Paddy Padmanabhan, founder and CEO of Damo Consulting Inc., is a digital health entrepreneur, author and host of The Big Unlock podcast.
Over the past few years, the notion of Amazon-like consumer experiences and Uber-like business models has taken hold in conversations about digital health. This notion has become a north star for some, driving product strategy and billions in venture capital funding and M & A.
While Uber and Amazon have been wildly successful in creating entirely new business models that have disrupted traditional industries, these models have yet to demonstrate that they can be applied to healthcare.
Amazon In Healthcare
To start with, no one has yet come close to delivering an Amazon-like experience to healthcare consumers—including Amazon. It may be informative to review Amazon’s healthcare journey: In May 2020, Amazon launched Amazon Care, promising new service quality standards in online access to healthcare. At the time, I was one of many who hailed it as a big deal that heralded the much-awaited disruption of a broken healthcare system.
Fast forward two years: Amazon Care is shutting down operations (subscription required) and letting go of over 150 associates by the end of 2022 after struggling with scaling challenges (subscription required) and service quality (subscription required) issues. Amazon has remained committed to its healthcare market strategy and we may see a new approach arising from its planned acquisition of One Medical (subscription required), a provider of primary care services for close to a million patients from some 180 locations across the U.S.
The basic premise of an Amazon-like experience is that consumers will buy primary care services much as they would shop online. But this may be a flawed assumption. Let’s take the example of a doctor’s office visit. Traditionally, consumers dial the doctor’s office and schedule a visit after consulting with an office assistant or nurse about which doctor to schedule with, based on a quick triaging of symptoms over the phone. In an Amazon-like healthcare experience, consumers would be able to self-schedule the visit online, instantly, using online tools that triage the symptoms, match them to the appropriate clinician and pick a slot from a calendar, much like booking an airline ticket and selecting a seat.
Previously in this column, I have discussed how far telehealth and virtual care models have come and highlighted headwinds to increasing adoption rates. One major issue: What appears to be the simplest of online features can be among the most challenging for healthcare providers.
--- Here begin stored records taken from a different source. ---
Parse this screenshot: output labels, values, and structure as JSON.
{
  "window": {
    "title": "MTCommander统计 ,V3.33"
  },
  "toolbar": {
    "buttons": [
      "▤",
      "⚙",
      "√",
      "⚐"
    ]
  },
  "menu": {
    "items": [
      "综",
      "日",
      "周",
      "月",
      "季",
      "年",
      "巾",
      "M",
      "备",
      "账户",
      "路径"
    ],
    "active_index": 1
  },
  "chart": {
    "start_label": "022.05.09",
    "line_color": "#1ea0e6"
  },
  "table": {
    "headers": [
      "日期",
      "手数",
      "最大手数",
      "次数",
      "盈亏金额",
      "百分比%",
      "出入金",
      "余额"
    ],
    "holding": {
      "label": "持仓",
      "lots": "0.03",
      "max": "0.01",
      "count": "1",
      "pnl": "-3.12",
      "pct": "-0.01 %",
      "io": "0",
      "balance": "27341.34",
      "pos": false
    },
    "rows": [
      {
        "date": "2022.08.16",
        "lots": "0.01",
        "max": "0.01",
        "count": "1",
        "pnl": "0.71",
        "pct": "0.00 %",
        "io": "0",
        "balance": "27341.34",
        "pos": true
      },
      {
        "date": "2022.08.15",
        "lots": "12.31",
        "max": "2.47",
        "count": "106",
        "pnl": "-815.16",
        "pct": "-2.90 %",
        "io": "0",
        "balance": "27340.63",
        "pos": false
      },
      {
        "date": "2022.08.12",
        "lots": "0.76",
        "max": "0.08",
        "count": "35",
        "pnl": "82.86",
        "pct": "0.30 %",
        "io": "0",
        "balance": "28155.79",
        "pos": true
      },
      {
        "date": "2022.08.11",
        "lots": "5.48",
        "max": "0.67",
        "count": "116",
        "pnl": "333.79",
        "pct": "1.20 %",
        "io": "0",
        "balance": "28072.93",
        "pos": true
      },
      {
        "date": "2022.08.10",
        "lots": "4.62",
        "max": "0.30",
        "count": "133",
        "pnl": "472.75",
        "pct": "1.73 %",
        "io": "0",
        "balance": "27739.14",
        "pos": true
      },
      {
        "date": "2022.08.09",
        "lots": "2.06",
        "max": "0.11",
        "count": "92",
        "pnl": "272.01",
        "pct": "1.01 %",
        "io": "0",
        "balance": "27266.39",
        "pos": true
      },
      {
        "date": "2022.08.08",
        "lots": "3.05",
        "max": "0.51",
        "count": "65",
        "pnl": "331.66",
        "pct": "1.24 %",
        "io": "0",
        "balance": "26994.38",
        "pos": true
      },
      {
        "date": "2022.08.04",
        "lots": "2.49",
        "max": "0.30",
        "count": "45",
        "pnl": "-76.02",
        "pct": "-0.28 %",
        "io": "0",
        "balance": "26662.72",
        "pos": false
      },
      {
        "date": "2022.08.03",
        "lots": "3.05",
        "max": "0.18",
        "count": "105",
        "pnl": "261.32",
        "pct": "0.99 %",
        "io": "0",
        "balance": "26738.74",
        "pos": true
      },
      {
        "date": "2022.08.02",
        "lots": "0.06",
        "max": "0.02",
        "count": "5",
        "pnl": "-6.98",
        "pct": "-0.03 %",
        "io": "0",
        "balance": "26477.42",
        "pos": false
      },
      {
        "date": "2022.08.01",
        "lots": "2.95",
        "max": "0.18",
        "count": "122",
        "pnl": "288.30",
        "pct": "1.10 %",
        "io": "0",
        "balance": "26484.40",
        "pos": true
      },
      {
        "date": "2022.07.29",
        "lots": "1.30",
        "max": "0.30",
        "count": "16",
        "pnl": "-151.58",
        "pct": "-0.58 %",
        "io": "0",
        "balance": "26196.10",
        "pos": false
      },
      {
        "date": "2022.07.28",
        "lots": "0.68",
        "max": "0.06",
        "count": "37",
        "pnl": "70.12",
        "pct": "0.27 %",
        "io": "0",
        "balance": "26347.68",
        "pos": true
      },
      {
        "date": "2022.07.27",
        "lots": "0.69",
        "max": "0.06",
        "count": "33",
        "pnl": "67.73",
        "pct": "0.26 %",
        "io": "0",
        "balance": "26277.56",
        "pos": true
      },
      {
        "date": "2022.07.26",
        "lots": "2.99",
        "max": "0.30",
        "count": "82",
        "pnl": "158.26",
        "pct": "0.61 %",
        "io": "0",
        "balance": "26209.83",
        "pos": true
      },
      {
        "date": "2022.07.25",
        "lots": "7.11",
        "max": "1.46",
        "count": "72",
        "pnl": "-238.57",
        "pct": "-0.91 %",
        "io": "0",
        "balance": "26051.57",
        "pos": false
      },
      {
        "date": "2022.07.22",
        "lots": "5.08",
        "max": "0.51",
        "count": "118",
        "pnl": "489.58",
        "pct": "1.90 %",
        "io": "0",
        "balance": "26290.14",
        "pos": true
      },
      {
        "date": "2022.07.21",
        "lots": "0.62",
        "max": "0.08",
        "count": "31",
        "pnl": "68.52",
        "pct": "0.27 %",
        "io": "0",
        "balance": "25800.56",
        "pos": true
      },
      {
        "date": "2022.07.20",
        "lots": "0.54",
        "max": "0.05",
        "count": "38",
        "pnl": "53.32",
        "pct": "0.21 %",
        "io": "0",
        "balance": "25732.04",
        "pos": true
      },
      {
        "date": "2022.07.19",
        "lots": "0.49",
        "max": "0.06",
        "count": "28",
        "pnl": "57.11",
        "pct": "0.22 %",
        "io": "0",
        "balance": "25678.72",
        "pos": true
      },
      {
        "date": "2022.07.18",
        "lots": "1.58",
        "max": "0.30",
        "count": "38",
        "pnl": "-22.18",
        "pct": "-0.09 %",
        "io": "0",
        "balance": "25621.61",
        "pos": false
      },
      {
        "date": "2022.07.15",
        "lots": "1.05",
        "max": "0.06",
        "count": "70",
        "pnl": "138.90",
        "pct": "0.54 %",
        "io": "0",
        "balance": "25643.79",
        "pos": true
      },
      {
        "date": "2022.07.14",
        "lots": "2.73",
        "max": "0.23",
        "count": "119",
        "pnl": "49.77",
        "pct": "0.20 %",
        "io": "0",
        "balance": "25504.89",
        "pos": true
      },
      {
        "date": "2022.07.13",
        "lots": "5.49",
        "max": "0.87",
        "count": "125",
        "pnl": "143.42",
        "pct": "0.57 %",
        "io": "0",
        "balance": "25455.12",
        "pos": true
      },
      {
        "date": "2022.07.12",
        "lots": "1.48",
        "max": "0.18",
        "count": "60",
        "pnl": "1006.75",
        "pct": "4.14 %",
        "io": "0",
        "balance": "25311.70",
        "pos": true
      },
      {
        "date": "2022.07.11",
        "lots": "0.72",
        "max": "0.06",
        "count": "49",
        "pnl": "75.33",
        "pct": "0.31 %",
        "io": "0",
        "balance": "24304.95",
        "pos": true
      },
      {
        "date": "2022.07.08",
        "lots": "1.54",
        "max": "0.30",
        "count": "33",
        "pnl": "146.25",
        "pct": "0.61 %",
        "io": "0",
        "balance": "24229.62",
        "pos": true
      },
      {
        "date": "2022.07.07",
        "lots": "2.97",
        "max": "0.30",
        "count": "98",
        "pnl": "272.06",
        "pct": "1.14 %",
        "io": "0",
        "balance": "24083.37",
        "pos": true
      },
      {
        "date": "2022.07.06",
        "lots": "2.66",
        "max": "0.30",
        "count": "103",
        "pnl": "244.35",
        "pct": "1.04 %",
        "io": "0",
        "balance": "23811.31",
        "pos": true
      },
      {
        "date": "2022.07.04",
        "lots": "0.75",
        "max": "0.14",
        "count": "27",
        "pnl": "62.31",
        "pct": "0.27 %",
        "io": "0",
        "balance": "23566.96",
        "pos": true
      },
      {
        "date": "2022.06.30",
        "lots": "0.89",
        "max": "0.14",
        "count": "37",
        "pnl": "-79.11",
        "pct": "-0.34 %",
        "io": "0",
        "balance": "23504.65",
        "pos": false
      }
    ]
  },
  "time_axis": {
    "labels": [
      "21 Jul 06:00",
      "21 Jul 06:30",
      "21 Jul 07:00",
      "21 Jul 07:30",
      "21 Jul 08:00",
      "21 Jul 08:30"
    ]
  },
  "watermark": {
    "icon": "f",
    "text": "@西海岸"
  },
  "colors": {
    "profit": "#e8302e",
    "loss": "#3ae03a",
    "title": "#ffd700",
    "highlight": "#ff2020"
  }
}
My firm’s research on digital health maturity among health systems has identified online self-scheduling as the patient engagement feature with the largest gap between expectations and performance. Reasons include providers’ reluctance to expose their calendars online, thus negating the purpose of the online scheduling tool. Of course, there’s much more to enabling seamless online access to care, including tight integration with backend electronic health record (EHR) systems for real-time access to doctors’ schedules and patient medical information. Many health systems are working hard on improving online access to care, and there has been significant progress overall, though we are still nowhere close to an Amazon-like one-click experience.
The Uber Model
To take another example, Uber’s business model is often used as a reference for improving healthcare delivery. The metaphor implies a future gig economy where consumers will receive care by seeking out qualified physicians and healthcare workers using an app, much as we would hail a ride to the airport. To some degree, this approach has been implemented by companies like Zocdoc that allow consumers to schedule an appointment with any physician based on schedules published on the app. The CEO of Signify Health, a home health company that announced recently that it was being acquired by CVS Health (subscription required) for $8 billion, explicitly referred to doctors on their staff as gig workers in the mold of Uber drivers. While the Uber analogy may be valid for certain businesses and services, the question is how far this can go. Would we as healthcare consumers want healthcare providers to operate in Uber-type transactional relationships, where the odds of meeting the same driver for the next ride are practically zero? In other words, do we want to trade an intimate, long-term, trusted relationship with one that completely depersonalizes and transactionalizes it?
Some may argue that the answer is yes. We are going through an unprecedented acute labor shortage (subscription required) that has impacted all levels of healthcare workers. The healthcare sector is also facing the prospect of losing millions of workers in the next few years. Given this crisis, there is undoubtedly a need to get creative with technology and staffing approaches to care and do so without compromising patient safety and quality of care.
The healthcare system today needs innovators who can build an entirely new model of care, much like how Google created search to transform advertising and AirBnB unlocked free bedroom space to transform hospitality. Many companies are trying to do just that, and VCs are pouring billions into them. However, efforts to superimpose a consumer business model that has worked well for e-commerce and transportation onto healthcare have not had the level of impact we might have hoped for. It may be time to rethink our reference models altogether.